Mode mencerminkan evolusi zaman beserta isu-isu yang menyertainya. Pekan lalu, busana menjadi sarana kritik anggota DPR Polandia terhadap diskriminasi pada kelompok LGBT+.
Oleh
SEKAR GANDHAWANGI
·4 menit baca
JAKARTA, KOMPAS — Selain merepresentasikan zaman dan kepribadian individu, mode sepanjang sejarahnya juga menjadi sarana menyampaikan pesan. Kritik terhadap kebijakan pemerintah, standar kecantikan, hingga HAM pernah diwakili oleh busana.
Kamis (6/8/2020), sejumlah anggota partai oposisi DPR Polandia menghadiri pelantikan Presiden Andrzej Duda dengan busana monokromatik. Ada yang mengenakan terusan merah, jingga, kuning, hijau, biru, dan ungu. Warna itu melambangkan bendera pelangi alias simbol LGBT+ (lesbian, gay, bisexual, transgender). Mereka juga mengenakan masker berwarna pelangi.
Aksi ini merupakan protes terselubung terhadap Presiden Andrzej Duda yang dipandang anti-LGBT. Kampanye politiknya pun tidak lepas dari sentimen tersebut. Sebelumnya, Duda menyatakan bahwa LGBT ”bukanlah orang-orang, melainkan ideologi”. Pernyataan ini dikecam sejumlah pihak.
Anggota DPR Polandia, Anna Maria Zukowska, mengatakan, mereka ingin mengingatkan Presiden Duda bahwa undang-undang di negara mereka menjamin kesetaraan bagi semua warga negara. Ini peringatan bagi Duda pada periode keduanya sebagai presiden.
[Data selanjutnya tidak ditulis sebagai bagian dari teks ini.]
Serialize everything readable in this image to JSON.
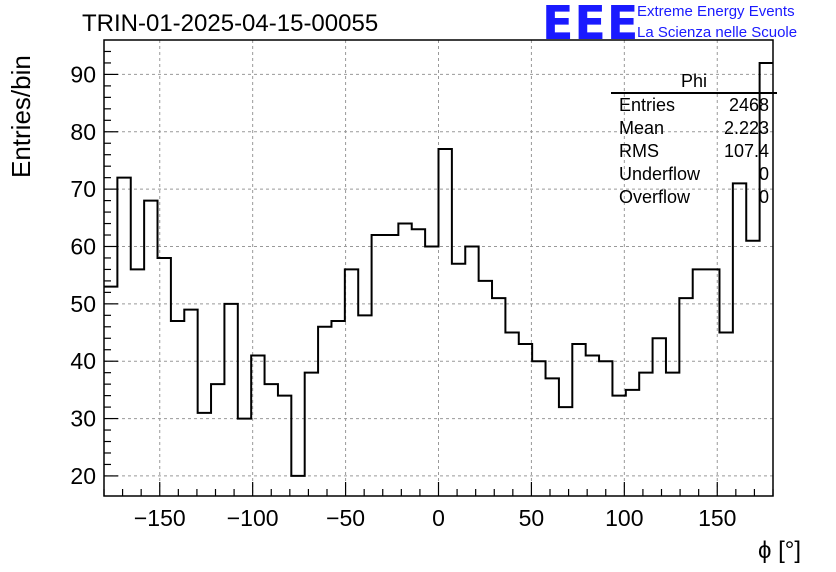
{
  "title": "TRIN-01-2025-04-15-00055",
  "logo": {
    "mark": "EEE",
    "line1": "Extreme Energy Events",
    "line2": "La Scienza nelle Scuole"
  },
  "stats": {
    "name": "Phi",
    "rows": [
      {
        "label": "Entries",
        "value": "2468"
      },
      {
        "label": "Mean",
        "value": "2.223"
      },
      {
        "label": "RMS",
        "value": "107.4"
      },
      {
        "label": "Underflow",
        "value": "0"
      },
      {
        "label": "Overflow",
        "value": "0"
      }
    ]
  },
  "colors": {
    "line": "#000000",
    "grid": "#999999",
    "logo": "#1a1aff"
  },
  "chart_data": {
    "type": "histogram",
    "title": "TRIN-01-2025-04-15-00055",
    "xlabel": "ϕ [°]",
    "ylabel": "Entries/bin",
    "xlim": [
      -180,
      180
    ],
    "ylim": [
      16.5,
      96
    ],
    "bin_width": 7.2,
    "grid": true,
    "xticks": [
      -150,
      -100,
      -50,
      0,
      50,
      100,
      150
    ],
    "yticks": [
      20,
      30,
      40,
      50,
      60,
      70,
      80,
      90
    ],
    "values": [
      53,
      72,
      56,
      68,
      58,
      47,
      49,
      31,
      36,
      50,
      30,
      41,
      36,
      34,
      20,
      38,
      46,
      47,
      56,
      48,
      62,
      62,
      64,
      63,
      60,
      77,
      57,
      60,
      54,
      51,
      45,
      43,
      40,
      37,
      32,
      43,
      41,
      40,
      34,
      35,
      38,
      44,
      38,
      51,
      56,
      56,
      45,
      71,
      61,
      92
    ]
  }
}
”Kami tidak ingin situasi yang sama di masa jabatan berikutnya seperti yang terjadi di kampanyenya (Duda). Itu adalah ketika presiden merendahkan LGBT dan menolak hak mereka sebagai manusia,” kata Zukowska kepada Reuters.
Sentimen terhadap LGBT meningkat saat beberapa aktivis LGBT+ ditahan karena meletakkan bendera pelangi di sejumlah monumen publik penting Polandia. Beberapa di antaranya patung Mermaid of Warsaw, Nicolaus Copernicus, dan Yesus Kristus yang sedang memikul salib.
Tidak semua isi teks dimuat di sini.